Companies can now sweep their excess cash in non-renminbi currencies in China into one liquidity basket, usually located in major financial hubs like Singapore and Hong Kong.
Hong Kong
The Hong Kong Monetary Authority (HKMA) took a number of steps to improve liquidity in the offshore renminbi (CNH) market on January 16.
Banks are be able to secure short-term liquidity through the repo market with a settlement period of T+1 instead of T+2 as long as they post eligible collateral, including Hong Kong government bonds and offshore renminbi bonds issued by China’s Ministry of Finance. Repo fund are still only available for seven days.
In addition, renminbi currency futures can now be used to offset Hong Kong bank’s RMB net open positions (NOP). There remains a 20% limit on NOP.
In his first policy address on January 16, chief executive CY Yeung announced the formation of the Financial Services Development Council (FSDC).
Headed by Laura Cha, member of the Legislative Council and former vice-chairman of the CSRC, the will conducts research with the aim of proposal policy measures to the government. Members of the 22-strong commission have been drawn from five professionals with Mainland experience, five from foreign nations and the rest drawn from Hong Kong. Each will serve a two-year term.
In a speech on January 23, Securities and Futures Commission deputy CEO Alexa Lam outlined plans to establish a platform where funds approved in Hong Kong or China could be mutually recognised and sold in each other’s jurisdictions.
India
On January 7, the Reserve Bank of India (RBI) published a circular stipulating a series of proposed changes to the regulations governing forward contracts in corporate debt securities.
Repos are now permitted on commercial papers, certificates of deposit and non-convertible debentures, rated ‘AA’ or higher by a local rating agency, with a maturity of less than a year. Previously they were only allowed on listed corporate debt securities, rated ‘AA’ or higher, with a maturity of longer than one year.
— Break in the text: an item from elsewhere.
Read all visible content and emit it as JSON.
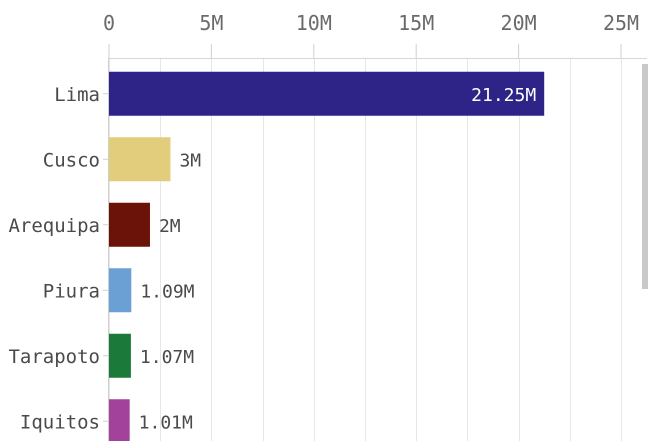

In addition, the RBI has cut the minimum haircut required on repo transactions. For ‘AAA’ rated securities the minimum level has been reduced from 10% to 7.5%. For ‘AA+’ rated debt, the minimum haircut has fallen from 12% to 8.5% and ‘AA’ rated securities must now receive a haircut of at least 10%, down from 15%.
At the same time, the RBI revised its guidelines on credit default swaps (CDS) for corporate bonds, to include unlisted but rated corporate bonds in addition to the listed, rated bonds already eligible for CDS.
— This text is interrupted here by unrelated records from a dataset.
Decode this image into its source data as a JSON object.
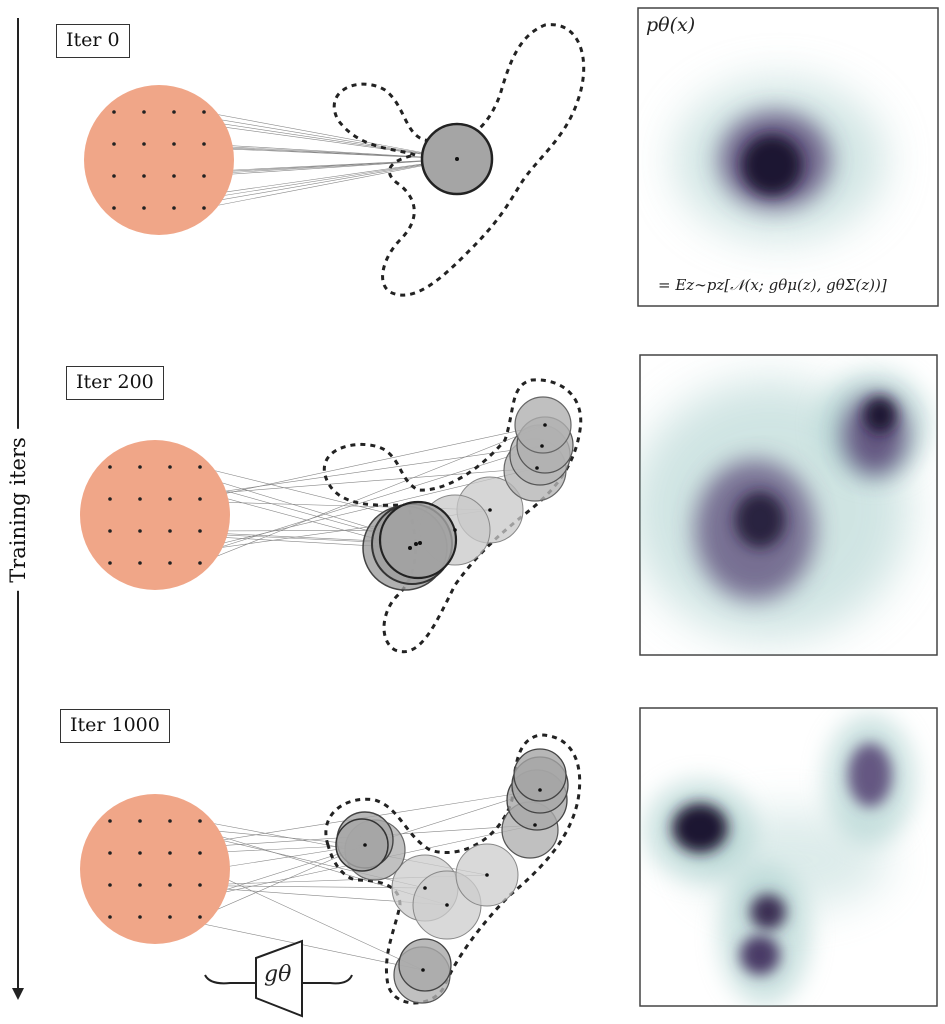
{
  "rows": [
    {
      "iter_label": "Iter 0"
    },
    {
      "iter_label": "Iter 200"
    },
    {
      "iter_label": "Iter 1000"
    }
  ],
  "axis_label": "Training iters",
  "density_label": "pθ(x)",
  "density_equation": "= Ez∼pz[𝒩(x; gθμ(z), gθΣ(z))]",
  "decoder_label": "gθ",
  "colors": {
    "latent": "#f0a688",
    "gaussian_fill": "#9c9c9c",
    "gaussian_stroke": "#333333",
    "target_outline": "#222222",
    "density_dark": "#1e1630",
    "density_mid": "#5a4a78",
    "density_light": "#a9cfcc"
  }
}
The RBI has also delayed the implementation of Basel III capital rules until April 1, from the original start date of January 1. The Bank gave no reasons for its decision to push back the rule adoption.
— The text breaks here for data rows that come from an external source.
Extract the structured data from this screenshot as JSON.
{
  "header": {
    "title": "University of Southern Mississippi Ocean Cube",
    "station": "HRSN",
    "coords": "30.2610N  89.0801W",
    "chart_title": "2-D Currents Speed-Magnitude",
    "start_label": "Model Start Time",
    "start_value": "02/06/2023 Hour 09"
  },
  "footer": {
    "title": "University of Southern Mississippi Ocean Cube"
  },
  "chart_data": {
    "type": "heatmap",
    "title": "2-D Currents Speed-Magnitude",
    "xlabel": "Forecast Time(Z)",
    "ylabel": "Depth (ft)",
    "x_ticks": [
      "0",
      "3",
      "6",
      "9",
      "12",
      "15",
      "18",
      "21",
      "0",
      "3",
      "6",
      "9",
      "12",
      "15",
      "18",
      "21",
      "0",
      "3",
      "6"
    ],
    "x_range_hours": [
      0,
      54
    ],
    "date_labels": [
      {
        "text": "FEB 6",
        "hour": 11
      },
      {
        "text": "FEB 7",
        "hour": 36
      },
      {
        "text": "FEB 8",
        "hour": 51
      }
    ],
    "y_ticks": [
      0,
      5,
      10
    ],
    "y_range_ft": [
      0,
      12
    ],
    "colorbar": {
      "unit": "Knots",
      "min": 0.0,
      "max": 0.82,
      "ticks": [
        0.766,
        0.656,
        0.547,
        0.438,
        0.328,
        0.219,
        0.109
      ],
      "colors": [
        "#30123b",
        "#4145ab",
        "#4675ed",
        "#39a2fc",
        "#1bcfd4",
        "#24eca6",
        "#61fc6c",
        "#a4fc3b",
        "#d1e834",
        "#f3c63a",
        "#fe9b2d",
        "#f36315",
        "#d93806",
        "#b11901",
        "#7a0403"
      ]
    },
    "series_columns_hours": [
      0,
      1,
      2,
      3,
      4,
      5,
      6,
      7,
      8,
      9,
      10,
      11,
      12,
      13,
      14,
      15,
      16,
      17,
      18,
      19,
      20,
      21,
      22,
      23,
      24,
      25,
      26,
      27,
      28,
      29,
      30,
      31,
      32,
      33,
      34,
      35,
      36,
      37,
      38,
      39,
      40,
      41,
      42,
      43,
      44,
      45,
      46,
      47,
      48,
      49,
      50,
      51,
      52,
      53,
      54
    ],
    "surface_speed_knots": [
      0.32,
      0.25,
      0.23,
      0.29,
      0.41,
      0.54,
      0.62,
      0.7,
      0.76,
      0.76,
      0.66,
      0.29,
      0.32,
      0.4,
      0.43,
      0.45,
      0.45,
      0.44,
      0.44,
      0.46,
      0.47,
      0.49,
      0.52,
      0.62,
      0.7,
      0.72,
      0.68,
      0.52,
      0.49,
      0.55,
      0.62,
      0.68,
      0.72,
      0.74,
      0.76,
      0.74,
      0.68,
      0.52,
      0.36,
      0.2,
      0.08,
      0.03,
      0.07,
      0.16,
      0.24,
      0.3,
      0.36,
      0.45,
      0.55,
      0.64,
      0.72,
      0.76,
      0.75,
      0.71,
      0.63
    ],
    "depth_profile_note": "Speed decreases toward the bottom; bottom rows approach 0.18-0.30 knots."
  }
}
Meanwhile, the central bank has also published a draft report to encourage banks to extend fixed-rate rather than floating-rate loans by issuing more longer-dated debt in the form of 30-year bonds.
South Korea
The Financial Services Commission decided to delay to the implementation of Basel III rules for the nation’s banks.
The rules were due to come into force at the start of 2013, but on December 21, the FSC said it wanted to delay adoption of the rules so it could monitor how other countries implemented the rules. No timetable has been given for when the FSC will expect banks to adhere with its Basel III guidelines on capital ratios.
Taiwan
Bank of China Taipei has signed an agreement with the People’s Bank of Chian to become the official renminbi clearing bank for Taiwan as it prepares to become an offshore renminbi centre.
Meanwhile, Taiwan’s Central Bank for the Republic of China (CBC) has set a individual daily conversion limit of Rmb20,000 (US$3,180) while Taiwan ID cardholders can remit Rmb80,000 to the Mainland for current account transactions, identical to the limits set in Hong Kong.
In addition, chief executive of Taiwan’s Financial Supervisory Commission’s securities and futures division Huang Tien-mu announced that China is considering a Rmb100 billion (US$16.08 billion) renminbi qualified foreign institutional investor (RQFII) programme targeting both individual and institutional Taiwanese investors.